All this puts LS9 directly into the biodiesel business and the refined chemicals market.
But $30 million keeps the goals up close in the more proven sugar feedstock arena. The Florida plant, a small commercial type of facility, will continue development. The pilot plant in San Francisco and the Florida plant are both geared to using sugarcane sugar. No cellulose feedstocks involved so far. But as regular readers have seen, beyond using sugarcane, sugar beets and perhaps sweet sorghum could all be feedstock plants very quickly. Right now though, dried crystal sugar in the world market is quite expensive for fuel production. It’s not clear, but unlikely that LS9 will need dried sugar crystals and can work from an earlier production step.
The new investment round also has earmark suggestions that a large activity increase in Brazil will take place. Company comments hint that Brazilian development will not be just for sugar supplies but for marketing fuels and chemicals.

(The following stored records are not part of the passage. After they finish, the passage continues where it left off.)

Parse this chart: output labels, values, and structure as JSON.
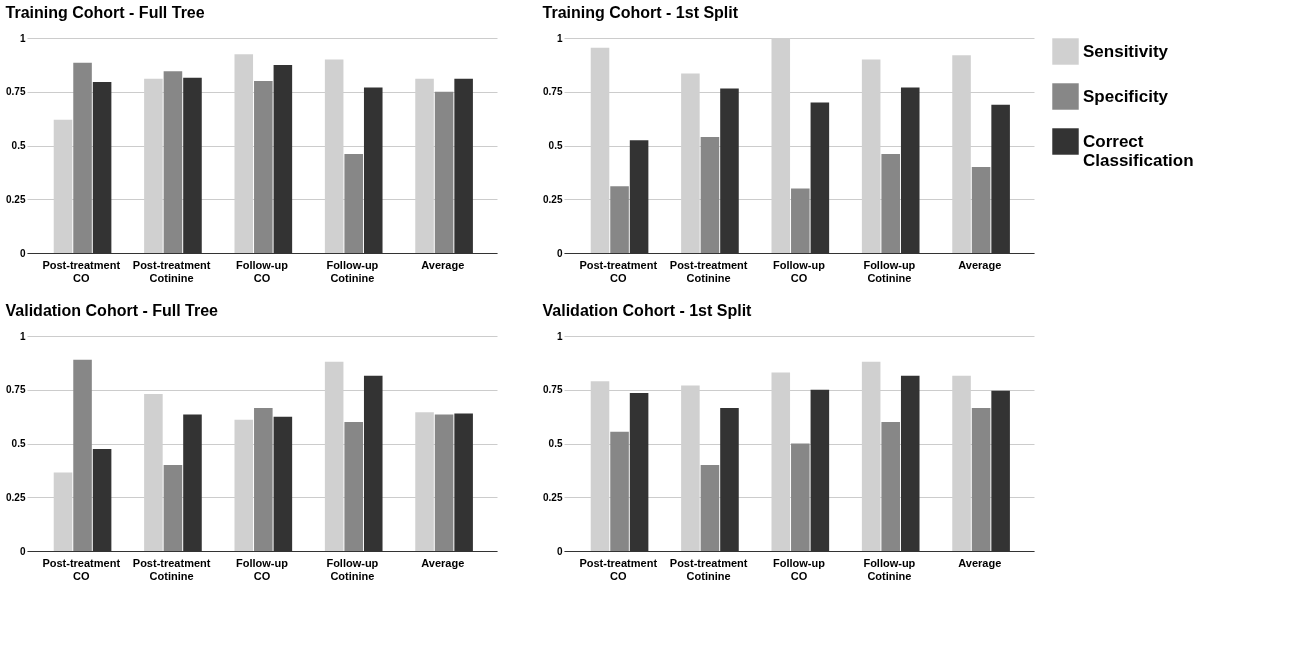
{
  "chart_data": [
    {
      "type": "bar",
      "title": "Training Cohort - Full Tree",
      "categories": [
        "Post-treatment CO",
        "Post-treatment Cotinine",
        "Follow-up CO",
        "Follow-up Cotinine",
        "Average"
      ],
      "ylim": [
        0,
        1
      ],
      "yticks": [
        0,
        0.25,
        0.5,
        0.75,
        1
      ],
      "grid": "y",
      "series": [
        {
          "color": "#d0d0d0",
          "values": [
            0.62,
            0.81,
            0.925,
            0.9,
            0.81
          ]
        },
        {
          "color": "#878787",
          "values": [
            0.885,
            0.845,
            0.8,
            0.46,
            0.75
          ]
        },
        {
          "color": "#333333",
          "values": [
            0.795,
            0.815,
            0.875,
            0.77,
            0.81
          ]
        }
      ]
    },
    {
      "type": "bar",
      "title": "Training Cohort - 1st Split",
      "categories": [
        "Post-treatment CO",
        "Post-treatment Cotinine",
        "Follow-up CO",
        "Follow-up Cotinine",
        "Average"
      ],
      "ylim": [
        0,
        1
      ],
      "yticks": [
        0,
        0.25,
        0.5,
        0.75,
        1
      ],
      "grid": "y",
      "legend": "right",
      "series": [
        {
          "name": "Sensitivity",
          "color": "#d0d0d0",
          "values": [
            0.955,
            0.835,
            1.0,
            0.9,
            0.92
          ]
        },
        {
          "name": "Specificity",
          "color": "#878787",
          "values": [
            0.31,
            0.54,
            0.3,
            0.46,
            0.4
          ]
        },
        {
          "name": "Correct Classification",
          "color": "#333333",
          "values": [
            0.525,
            0.765,
            0.7,
            0.77,
            0.69
          ]
        }
      ]
    },
    {
      "type": "bar",
      "title": "Validation Cohort - Full Tree",
      "categories": [
        "Post-treatment CO",
        "Post-treatment Cotinine",
        "Follow-up CO",
        "Follow-up Cotinine",
        "Average"
      ],
      "ylim": [
        0,
        1
      ],
      "yticks": [
        0,
        0.25,
        0.5,
        0.75,
        1
      ],
      "grid": "y",
      "series": [
        {
          "color": "#d0d0d0",
          "values": [
            0.365,
            0.73,
            0.61,
            0.88,
            0.645
          ]
        },
        {
          "color": "#878787",
          "values": [
            0.89,
            0.4,
            0.665,
            0.6,
            0.635
          ]
        },
        {
          "color": "#333333",
          "values": [
            0.475,
            0.635,
            0.625,
            0.815,
            0.64
          ]
        }
      ]
    },
    {
      "type": "bar",
      "title": "Validation Cohort - 1st Split",
      "categories": [
        "Post-treatment CO",
        "Post-treatment Cotinine",
        "Follow-up CO",
        "Follow-up Cotinine",
        "Average"
      ],
      "ylim": [
        0,
        1
      ],
      "yticks": [
        0,
        0.25,
        0.5,
        0.75,
        1
      ],
      "grid": "y",
      "series": [
        {
          "color": "#d0d0d0",
          "values": [
            0.79,
            0.77,
            0.83,
            0.88,
            0.815
          ]
        },
        {
          "color": "#878787",
          "values": [
            0.555,
            0.4,
            0.5,
            0.6,
            0.665
          ]
        },
        {
          "color": "#333333",
          "values": [
            0.735,
            0.665,
            0.75,
            0.815,
            0.745
          ]
        }
      ]
    }
  ]
}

LS9, like other firms, swaps in and out a few enzymes inside the bacteria so instead of converting sugars into fatty acids, they become super-efficient factories for converting sugars into fuels like diesel. Change out other enzymes, and LS9 can also make higher-priced industrial chemicals like the ones that go into soap or toothpaste.
All the other various firm’s work is nothing like the size and scale of today’s fossil fuel production. LS9’s small pilot plant in South San Francisco has been operating for two years, and the new funding should make its next big step up at the industrial facility in Florida for an annual capacity of 2.5 million gallons. The company’s task will be to show investors that this process can truly make the leap from tiny lab batches of fuel, to the real thing in industrial settings.
Who’s in front of the firms racing along the edge of biofuels? That’s hard to say, LS9 has a production price target of $50 per barrel. Where Joule, Amyris, Solazyme and the others are isn’t as clear. But $50 per barrel diesel in an $88 crude world looks really good. That investment amortization would close up really fast.
The other notable point is a careful look at many the web pages suggests that production plants might not be so complex as even say an ethanol facility. Say the process is profitable at $50 a barrel, that makes proving up the cellulose bugs a very attractive development option. Then LS9 could become a major petroleum competitor.
One wonders, do or can a modification of the LS9 bugs handle the sugar galactose and the other plant components from seaweed or macro algae?
The coming years are going to be very interesting.